The ChainRules ecosystem provides the AD-independent collection of primitives for Julia Base (ChainRules.jl), utilities for defining custom primitives (ChainRulesCore.jl), and utilities for testing custom primitives using finite differences (ChainRulesTestUtils.jl). While not needed in principle, the ability to define custom primitives provides a way to speed up the computation by applying domain knowledge or mathematical insight, or get around limitations and performance issues of individual AD systems. In addition, ChainRulesCore.jl provides a suite of expressive differential types which allow comparing derivatives across multiple AD systems.
Since last year the ecosystem has matured considerably, improving the user experience in a number of ways. Improvements include:
- It is now possible to write rules for higher order functions (e.g. map) by calling back into the AD system
- @non_differentiable makes it easy to define rules for non-differentiable functions
- Testing custom primitives became easier since a random tangent (usually) does not have to be provided
- It is now possible to test f/rrule like functions, meaning AD systems can be tested
- ChainRules is now used by Zygote, Nabla, ForwardDiff2, and ReversePropagation
This talk will start by briefly introducing the ChainRules ecosystem, and highlighting the most important new features since last year. Those unfamiliar with the general idea of ChainRules are encouraged to watch last year’s talk on ChainRules first, since the core of the talk is a comprehensive guide to using, writing, and testing custom primitives. In particular, the talk will explain when it is advantageous to write custom primitives compared to using an AD system on its own, the interface for writing custom primitives and the associated supporting functionality, as well as why and how to test primitives by finite differencing methods.

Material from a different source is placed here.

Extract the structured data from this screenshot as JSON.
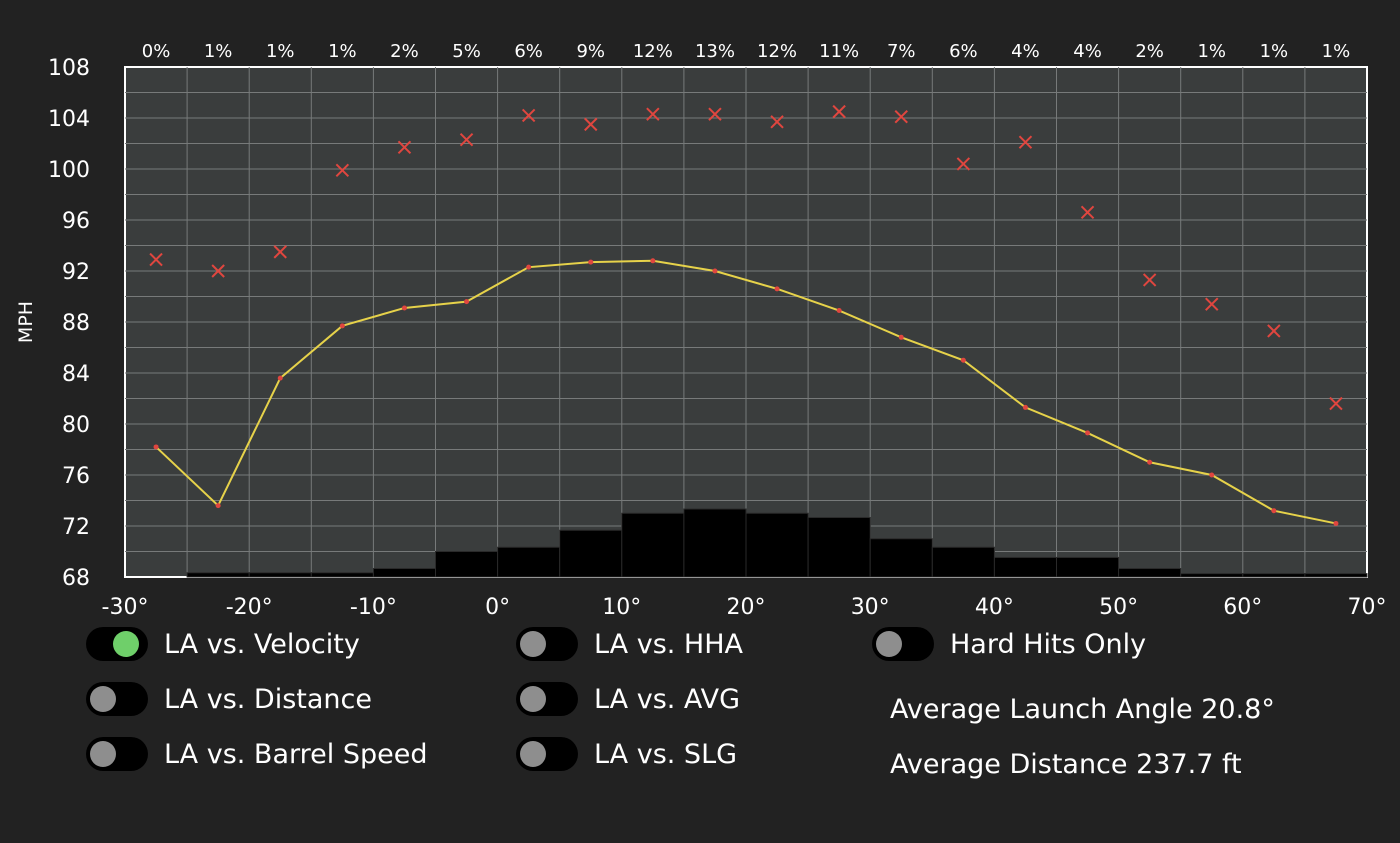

Miha is a theoretical physicist by training and holds an MSci degree from Imperial College London. After completing his Masters, he moved to the countryside to pursue a PhD at the University of Oxford where he analysed the data from the Large Hadron Collider at CERN searching for a rare decay of the Higgs boson. He now works as a Research Software Engineer at Invenia Labs, where he builds tools that accelerate research in electricity grid efficiency.